Sell your house to your llc then rent

23 Replies

Has anyone ever sold their primary residence to their LLC and then rented their home back from their LLC? I was thinking this could have some fantastic tax savings by expensing home maintenance/utilities/insurance, etc through the LLC for a tax write off.

-Michael

It is going to really depend on your state's property tax laws and the appreciation in value of your home.

If your state has a homestead exemption on property tax, then your llc is not going to qualify for homestead exemption. So your property tax bill will be higher.

You will not qualify for Section 121 Capital Gains Exclusion on your primary residence if your LLC owns the house. You will have to depreciate the house over 23.5 years, but this amount will be recaptured at 25% when you sell. You can do a 1031 exchange, but pay the extra fees, while it would have been tax free for nothing in your own name.

Your property insurance will most likely be higher as you have to pay for a landlord policy owned by the llc and a renters policy in your name.

The yearly fees and taxes on the llc will add up depending upon the state that you are located. The additional paperwork and forms will add up. Depending on where you live, the local jurisdiction may require your llc to have a business license and pay more taxes.

Unless your house is free and clear, it would violated Due on Sale clause. Yes not likely to be invoked now, but it is a possibility.

Asset protection this will be neutral unless the LLC has another member besides you.

I don't see how you would deduct utilities unless they were provided in the rent. The IRS will want to make sure this is a true market rent if they figure out you are renting to yourself.

In summary, I don't think the tax savings in deductions would outweigh what I have listed unless you think your market will not appreciate.

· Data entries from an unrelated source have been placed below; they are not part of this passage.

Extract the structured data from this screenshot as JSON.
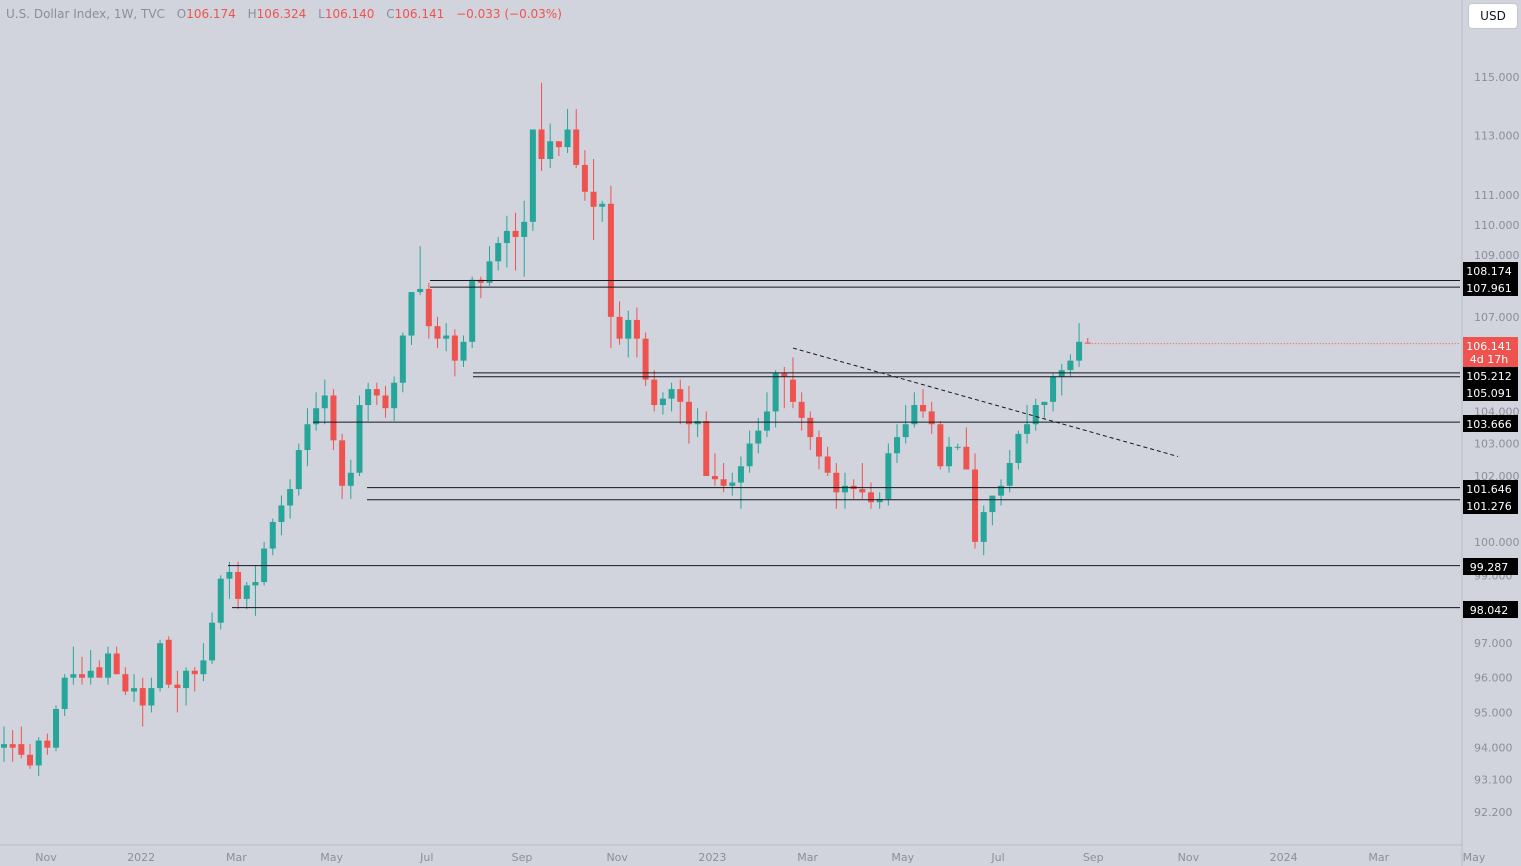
{
  "header": {
    "symbol": "U.S. Dollar Index, 1W, TVC",
    "open_label": "O",
    "open": "106.174",
    "high_label": "H",
    "high": "106.324",
    "low_label": "L",
    "low": "106.140",
    "close_label": "C",
    "close": "106.141",
    "change": "−0.033 (−0.03%)"
  },
  "currency_button": "USD",
  "colors": {
    "up": "#26a69a",
    "down": "#ef5350",
    "background": "#d1d4dc",
    "axis_text": "#8a8f99"
  },
  "chart_data": {
    "type": "candlestick",
    "x_tick_labels": [
      "Nov",
      "2022",
      "Mar",
      "May",
      "Jul",
      "Sep",
      "Nov",
      "2023",
      "Mar",
      "May",
      "Jul",
      "Sep",
      "Nov",
      "2024",
      "Mar",
      "May"
    ],
    "y_tick_labels": [
      "115.000",
      "113.000",
      "111.000",
      "110.000",
      "109.000",
      "107.000",
      "104.000",
      "103.000",
      "102.000",
      "100.000",
      "99.000",
      "97.000",
      "96.000",
      "95.000",
      "94.000",
      "93.100",
      "92.200"
    ],
    "ylim": [
      91.0,
      116.0
    ],
    "y_scale": "log",
    "candles": [
      [
        94.0,
        94.6,
        93.6,
        94.1
      ],
      [
        94.1,
        94.5,
        93.6,
        94.0
      ],
      [
        94.1,
        94.6,
        93.7,
        93.8
      ],
      [
        93.8,
        94.1,
        93.4,
        93.5
      ],
      [
        93.5,
        94.3,
        93.2,
        94.2
      ],
      [
        94.2,
        94.4,
        93.8,
        94.0
      ],
      [
        94.0,
        95.2,
        93.9,
        95.1
      ],
      [
        95.1,
        96.1,
        94.9,
        96.0
      ],
      [
        96.0,
        96.9,
        95.8,
        96.1
      ],
      [
        96.1,
        96.6,
        95.8,
        96.0
      ],
      [
        96.0,
        96.8,
        95.8,
        96.2
      ],
      [
        96.3,
        96.5,
        96.0,
        96.0
      ],
      [
        96.0,
        96.9,
        95.8,
        96.7
      ],
      [
        96.7,
        96.9,
        96.1,
        96.1
      ],
      [
        96.1,
        96.3,
        95.5,
        95.6
      ],
      [
        95.6,
        96.1,
        95.3,
        95.7
      ],
      [
        95.7,
        96.0,
        94.6,
        95.2
      ],
      [
        95.2,
        96.0,
        95.0,
        95.7
      ],
      [
        95.7,
        97.1,
        95.6,
        97.0
      ],
      [
        97.1,
        97.2,
        95.7,
        95.8
      ],
      [
        95.8,
        96.2,
        95.0,
        95.7
      ],
      [
        95.7,
        96.3,
        95.2,
        96.2
      ],
      [
        96.2,
        96.3,
        95.6,
        96.1
      ],
      [
        96.1,
        97.0,
        95.9,
        96.5
      ],
      [
        96.5,
        97.9,
        96.4,
        97.6
      ],
      [
        97.6,
        99.0,
        97.4,
        98.9
      ],
      [
        98.9,
        99.4,
        98.3,
        99.1
      ],
      [
        99.1,
        99.4,
        98.0,
        98.3
      ],
      [
        98.3,
        98.8,
        98.0,
        98.7
      ],
      [
        98.7,
        99.3,
        97.8,
        98.8
      ],
      [
        98.8,
        100.0,
        98.7,
        99.8
      ],
      [
        99.8,
        100.7,
        99.6,
        100.6
      ],
      [
        100.6,
        101.4,
        100.2,
        101.1
      ],
      [
        101.1,
        101.9,
        100.7,
        101.6
      ],
      [
        101.6,
        103.0,
        101.4,
        102.8
      ],
      [
        102.8,
        104.1,
        102.3,
        103.6
      ],
      [
        103.6,
        104.6,
        103.4,
        104.1
      ],
      [
        104.1,
        105.0,
        103.6,
        104.5
      ],
      [
        104.5,
        104.7,
        102.8,
        103.1
      ],
      [
        103.1,
        103.3,
        101.3,
        101.7
      ],
      [
        101.7,
        102.5,
        101.3,
        102.1
      ],
      [
        102.1,
        104.5,
        102.0,
        104.2
      ],
      [
        104.2,
        104.9,
        103.7,
        104.7
      ],
      [
        104.7,
        104.9,
        104.2,
        104.5
      ],
      [
        104.5,
        104.8,
        103.8,
        104.1
      ],
      [
        104.1,
        105.1,
        103.7,
        104.9
      ],
      [
        104.9,
        106.5,
        104.6,
        106.4
      ],
      [
        106.4,
        107.7,
        106.1,
        107.8
      ],
      [
        107.8,
        109.3,
        107.7,
        107.9
      ],
      [
        107.9,
        108.1,
        106.3,
        106.7
      ],
      [
        106.7,
        107.0,
        106.0,
        106.3
      ],
      [
        106.3,
        106.8,
        105.9,
        106.4
      ],
      [
        106.4,
        106.6,
        105.1,
        105.6
      ],
      [
        105.6,
        106.4,
        105.4,
        106.2
      ],
      [
        106.2,
        108.3,
        106.0,
        108.2
      ],
      [
        108.2,
        108.3,
        107.6,
        108.1
      ],
      [
        108.1,
        109.3,
        108.0,
        108.8
      ],
      [
        108.8,
        109.6,
        108.5,
        109.4
      ],
      [
        109.4,
        110.3,
        108.6,
        109.8
      ],
      [
        109.8,
        110.4,
        108.5,
        109.6
      ],
      [
        109.6,
        110.8,
        108.3,
        110.1
      ],
      [
        110.1,
        113.0,
        109.8,
        113.2
      ],
      [
        113.2,
        114.8,
        111.8,
        112.2
      ],
      [
        112.2,
        113.4,
        111.9,
        112.8
      ],
      [
        112.8,
        112.8,
        112.3,
        112.6
      ],
      [
        112.6,
        113.9,
        112.4,
        113.2
      ],
      [
        113.2,
        113.9,
        111.9,
        112.0
      ],
      [
        112.0,
        112.5,
        110.8,
        111.1
      ],
      [
        111.1,
        112.2,
        109.5,
        110.6
      ],
      [
        110.6,
        110.8,
        110.1,
        110.7
      ],
      [
        110.7,
        111.3,
        106.0,
        107.0
      ],
      [
        107.0,
        107.5,
        106.1,
        106.3
      ],
      [
        106.3,
        107.2,
        105.7,
        106.9
      ],
      [
        106.9,
        107.3,
        105.7,
        106.3
      ],
      [
        106.3,
        106.5,
        104.8,
        105.0
      ],
      [
        105.0,
        105.3,
        104.0,
        104.2
      ],
      [
        104.2,
        104.6,
        103.9,
        104.4
      ],
      [
        104.4,
        104.9,
        104.0,
        104.7
      ],
      [
        104.7,
        105.0,
        103.6,
        104.3
      ],
      [
        104.3,
        104.8,
        103.0,
        103.6
      ],
      [
        103.6,
        104.1,
        103.2,
        103.7
      ],
      [
        103.7,
        104.0,
        102.0,
        102.0
      ],
      [
        102.0,
        102.7,
        101.7,
        101.9
      ],
      [
        101.9,
        102.4,
        101.5,
        101.7
      ],
      [
        101.7,
        102.1,
        101.4,
        101.8
      ],
      [
        101.8,
        102.6,
        101.0,
        102.3
      ],
      [
        102.3,
        103.4,
        102.1,
        103.0
      ],
      [
        103.0,
        103.8,
        102.7,
        103.4
      ],
      [
        103.4,
        104.6,
        103.2,
        104.0
      ],
      [
        104.0,
        105.3,
        103.5,
        105.2
      ],
      [
        105.2,
        105.4,
        104.1,
        105.1
      ],
      [
        105.0,
        105.7,
        104.1,
        104.3
      ],
      [
        104.3,
        104.6,
        103.4,
        103.8
      ],
      [
        103.8,
        104.0,
        102.8,
        103.2
      ],
      [
        103.2,
        103.4,
        102.2,
        102.6
      ],
      [
        102.6,
        102.9,
        102.0,
        102.1
      ],
      [
        102.1,
        102.4,
        101.0,
        101.5
      ],
      [
        101.5,
        102.1,
        101.0,
        101.7
      ],
      [
        101.7,
        101.9,
        101.3,
        101.6
      ],
      [
        101.6,
        102.4,
        101.3,
        101.5
      ],
      [
        101.5,
        101.8,
        101.0,
        101.2
      ],
      [
        101.2,
        101.5,
        101.0,
        101.3
      ],
      [
        101.3,
        103.0,
        101.1,
        102.7
      ],
      [
        102.7,
        103.6,
        102.4,
        103.2
      ],
      [
        103.2,
        104.2,
        103.0,
        103.6
      ],
      [
        103.6,
        104.6,
        103.5,
        104.2
      ],
      [
        104.2,
        104.7,
        103.8,
        104.0
      ],
      [
        104.0,
        104.3,
        103.3,
        103.6
      ],
      [
        103.6,
        103.7,
        102.2,
        102.3
      ],
      [
        102.3,
        103.2,
        102.1,
        102.9
      ],
      [
        102.9,
        103.0,
        102.8,
        102.9
      ],
      [
        102.9,
        103.5,
        102.2,
        102.2
      ],
      [
        102.2,
        102.7,
        99.8,
        100.0
      ],
      [
        100.0,
        101.1,
        99.6,
        100.9
      ],
      [
        100.9,
        101.3,
        100.5,
        101.4
      ],
      [
        101.4,
        101.9,
        101.1,
        101.7
      ],
      [
        101.7,
        102.8,
        101.5,
        102.4
      ],
      [
        102.4,
        103.4,
        102.2,
        103.3
      ],
      [
        103.3,
        104.2,
        103.0,
        103.6
      ],
      [
        103.6,
        104.4,
        103.4,
        104.2
      ],
      [
        104.2,
        104.3,
        103.8,
        104.3
      ],
      [
        104.3,
        105.2,
        104.0,
        105.1
      ],
      [
        105.1,
        105.5,
        104.5,
        105.3
      ],
      [
        105.3,
        105.8,
        105.1,
        105.6
      ],
      [
        105.6,
        106.8,
        105.4,
        106.2
      ],
      [
        106.174,
        106.324,
        106.14,
        106.141
      ]
    ],
    "horizontal_levels": [
      "108.174",
      "107.961",
      "105.212",
      "105.091",
      "103.666",
      "101.646",
      "101.276",
      "99.287",
      "98.042"
    ],
    "trendline": {
      "from": 106.0,
      "to": 102.6,
      "style": "dashed"
    },
    "last_price": "106.141",
    "countdown": "4d 17h"
  }
}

If you think that, then you are better off just renting from someone else anyway.

What exactly is your goal? Is the tax write off what you're after? Why not just rent space to your LLC as an office? This way you have income coming in from rents paid by your LLC to you. You can then deduct the expenses (% of usage) through your LLC. Kitchen (break room), hallways (common areas), etc.

It would be different if the property was owned by your business and do a sales-leaseback to generate capital.

You need to consult with a CPA regarding this.

My goal was to legally expense the expenses of my primary residence. I calculated my primary just like I calculate a rental so I know how much it's costing me out of pocket per month and last week I was thinking that it would be nice if I could set it up so that the house is owned by a company and I rent from the company so all the expenses related to owing the home are tax deductible except for the renters insurance I would carry for the contents.

I also thought it might improve asset protection a bit.

-Michael

Some friends are computer contractors who started their own (1 employee/1 owner) contracting companies. They setup their companies to provide cars to all of their employees. My understanding is that is legal if your INC company has HR benefits that are available to all employees. Of course your company would only have one or two (spouse or adult child) employees.

If they did it with their cars, why can't your company provide a housing allowance to all employees to "offset local living expenses".

Originally posted by "dafly":
My goal was to legally expense the expenses of my primary residence.

The tradeoff is that you are giving up your capital gains exclusion on a primary residence when you sell. If you wind up with a large gain you may regret using this tactic.

8)

Just when you're ready to put it on the market, buy the home from the LLC. That way, you would be selling your primary residence and can take the tax exclusion.

Best of both worlds.

Originally posted by "TheBank":
Just when you're ready to put it on the market, buy the home from the LLC. That way, you would be selling your primary residence and can take the tax exclusion.

Best of both worlds.

One problem with that the house must have been your primary residence for 2 of the last 5 years. You will also have recapture on any depreciation that you claimed. If the IRS initiates an audit and found that the transfer was done to avoid taxes in a fraudulent manner you are in for a world of trouble.

8)

Totally agree, Richard. The moment we try to work around the legal system for tax or otherwise, we're open to slightly unethical processes and accept the risk/reward ratio.

There's nothing illegal about it it's just that you have to weigh the pros and the cons, and Richard pointed out a con that for me out weighs the pros.

Just when you're ready to put it on the market, buy the home from the LLC. That way, you would be selling your primary residence and can take the tax exclusion.

Best of both worlds.

Moving a house into an LLC isn't that hard, moving it out however is a little different and what you are talking about would be borderline illegal. It's also not the brightest move in the book because an 1031 would do it legally.